Combined with Madkhalis’ growing military clout and influence over the main political hubs and security forces, and a lack of clarity as to their ultimate ambitions, their rapid rise since 2011 is becoming a widespread source of anxiety.

Adding to this, Madkhali has openly backed Haftar, a deeply divisive figure who has called for elections but whose opponents accuse of wanting to establish a military dictatorship, raising the prospect that Madkhalis currently aligned with the Tripoli-based Government of National Accord, which Haftar opposes, might switch camps.

Suspicion that Madkhali’s religious edicts are prompted by Saudi Arabia’s own political and security prerogatives has raised the fear that the current is serving a foreign agenda.
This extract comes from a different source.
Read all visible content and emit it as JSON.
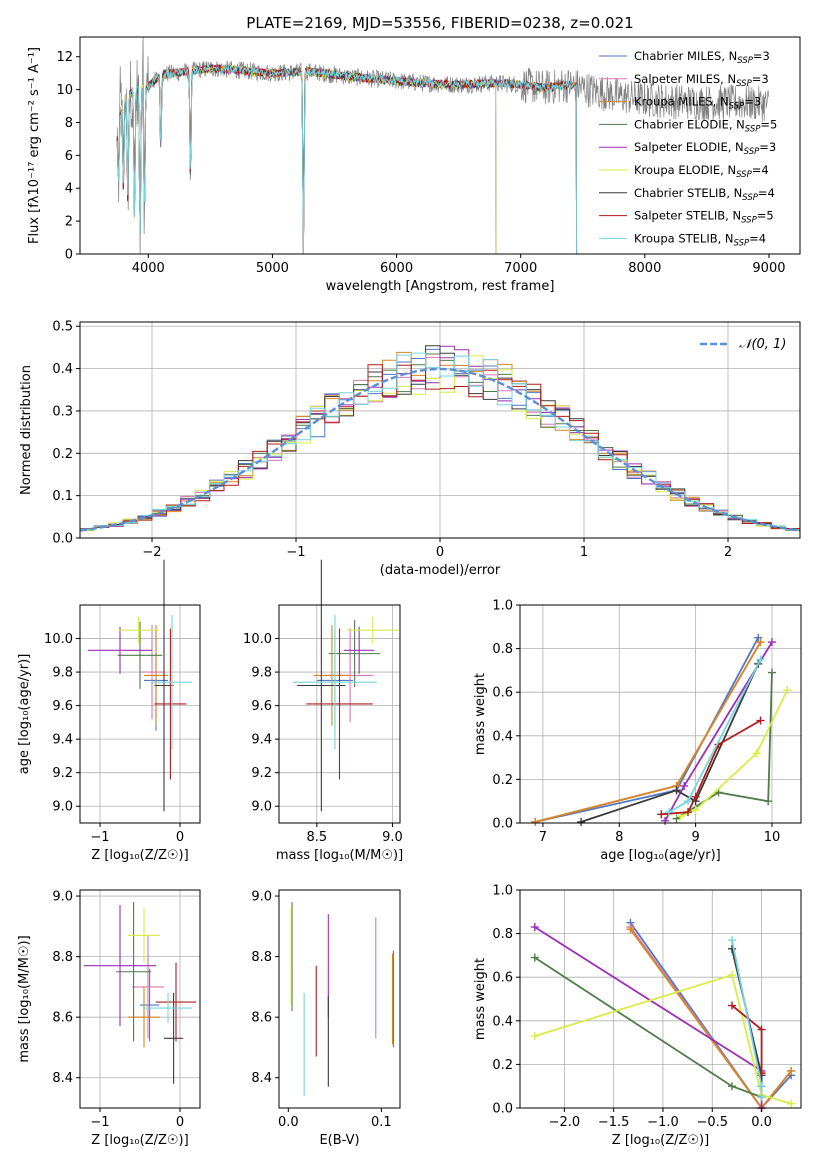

Riyadh’s apparent backing for the Haftar-led offensive on Tripoli in early April have reinforced such fears.

Eight years of conflict have splintered the social fabric and undermined the trust in the state apparatus, openingspace for groups with religious-based ideologies to gain ground.

Those seeking to bring Libyan parties to the negotiating table to reach a political solution to the conflict should take into account not only the Madkhalis’ unique position but also the potential for conflict that their rise creates.

They have an important presence in what are likely to be the building blocks of any future integrated security forces, and they hold strong views on the constitutional and electoral processes that Libyan actors and the UN currently are preparing. At a minimum, Libyan and external actors should:

  • Ensure that security arrangements currently being devised – whether those the UN-backed effort in Tripoli that the Government of National Accord (GNA) is seeking to implement, or unilateral security decisions carried out by the LNA and the east-based government that supports it, or future efforts to revive what are currently deadlocked initiatives to unite Libya’s fragmented security forces – tackle the problem posed by the ideological influence of any armed group in the security apparatus.This should include provisions that individuals be integrated into security bodies according to their qualifications rather than ideological or other ties, and that the rival governments discourage religious activism in the security apparatus, be it by Madkhalis or others. 
  • Assert the principle that official religious institutions be tolerant of religious freedom and diversity in their legal and administrative actions.The rival governments, as well as any unity government that eventually emerges, should repudiate any edict that would endanger Libya’s religious minorities and affirm that all religious currents and sects deserve protection and tolerance – rights that should be constitutionally guaranteed. 
  • Press the GNA and its rival in eastern Libya to allow civil society organisations and actors to operate safely without harassment or threats, and not tolerate any possible future attempt to encroach on the judicial apparatus or pursue more militant gender segregation.
  • Encourage Saudi Arabia to restrain its religious authorities and individuals based in its territory from inciting or participating in violence in Libya.

The absence of a functioning state and the ongoing turf war among competing political groups and military factions admittedly makes such efforts difficult.

Eight years of conflict have splintered the social fabric and undermined the trust in the state apparatus, opening space for groups with religious-based ideologies to gain ground. Some have openly engaged in violence or inserted themselves in security forces.

The failure to contain these groups is one more factor that could undermine progress toward Libya’s stabilisation, and indeed could help reverse it, or even thrust the country into a new deadly war.